Listen and Participate in our Worship Service
While we are being responsible and doing our part to control the spread of COVID-19, we are still a church. Worship can take different forms. Please join your fellow members and click the following link for our Good Friday worship.
We begin our liturgy as we ended the Maundy Thursday Liturgy, in silence.
What was begun then continues this day as we journey with our Savior from the Last Supper, the stripping and humiliation, to the cross and tomb. Good Friday is the second day of the Triduum, the “Three Sacred Days” of Maundy Thursday, Good Friday, and Holy Saturday with its Vigil of Easter.
The Good Friday Liturgy is marked with austerity, silence and reflection. The chancel itself is bare from the Maundy Thursday stripping. There is no organ music except to accompany the hymns. Everything focuses on our adoration of the crucified Christ, reigning from the throne of the cross.

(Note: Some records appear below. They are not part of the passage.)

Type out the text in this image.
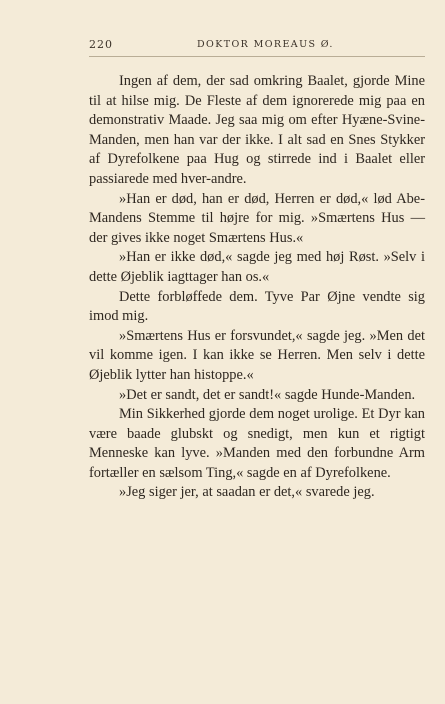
220	DOKTOR MOREAUS Ø.

Ingen af dem, der sad omkring Baalet, gjorde Mine til at hilse mig. De Fleste af dem ignorerede mig paa en demonstrativ Maade. Jeg saa mig om efter Hyæne-Svine-Manden, men han var der ikke. I alt sad en Snes Stykker af Dyrefolkene paa Hug og stirrede ind i Baalet eller passiarede med hver-andre.

»Han er død, han er død, Herren er død,« lød Abe-Mandens Stemme til højre for mig. »Smærtens Hus — der gives ikke noget Smærtens Hus.«

»Han er ikke død,« sagde jeg med høj Røst. »Selv i dette Øjeblik iagttager han os.«

Dette forbløffede dem. Tyve Par Øjne vendte sig imod mig.

»Smærtens Hus er forsvundet,« sagde jeg. »Men det vil komme igen. I kan ikke se Herren. Men selv i dette Øjeblik lytter han histoppe.«

»Det er sandt, det er sandt!« sagde Hunde-Manden.

Min Sikkerhed gjorde dem noget urolige. Et Dyr kan være baade glubskt og snedigt, men kun et rigtigt Menneske kan lyve. »Manden med den forbundne Arm fortæller en sælsom Ting,« sagde en af Dyrefolkene.

»Jeg siger jer, at saadan er det,« svarede jeg.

The opening portion of the liturgy includes no praise. It proceeds directly to the Prayer of the Day. It is a simplified version of our Sunday Liturgy. The chief acts are the reading of the Passion of St. John and the Bidding Prayer for the needs of our world.
The words of reproach are those of God directed to us, his people, who have crucified the Savior of the world by our sin. The Reproaches expand upon the words of the prophet Micah (6:3-5) and burn in our hearts. The liturgy does not end on this note of reproach, however. The closing versicles and prayer emphasize the triumph and redemption that comes through the cross.
All then depart in silence without benediction. Christ’s death is not God’s final word. We keep vigil for Christ’s resurrection.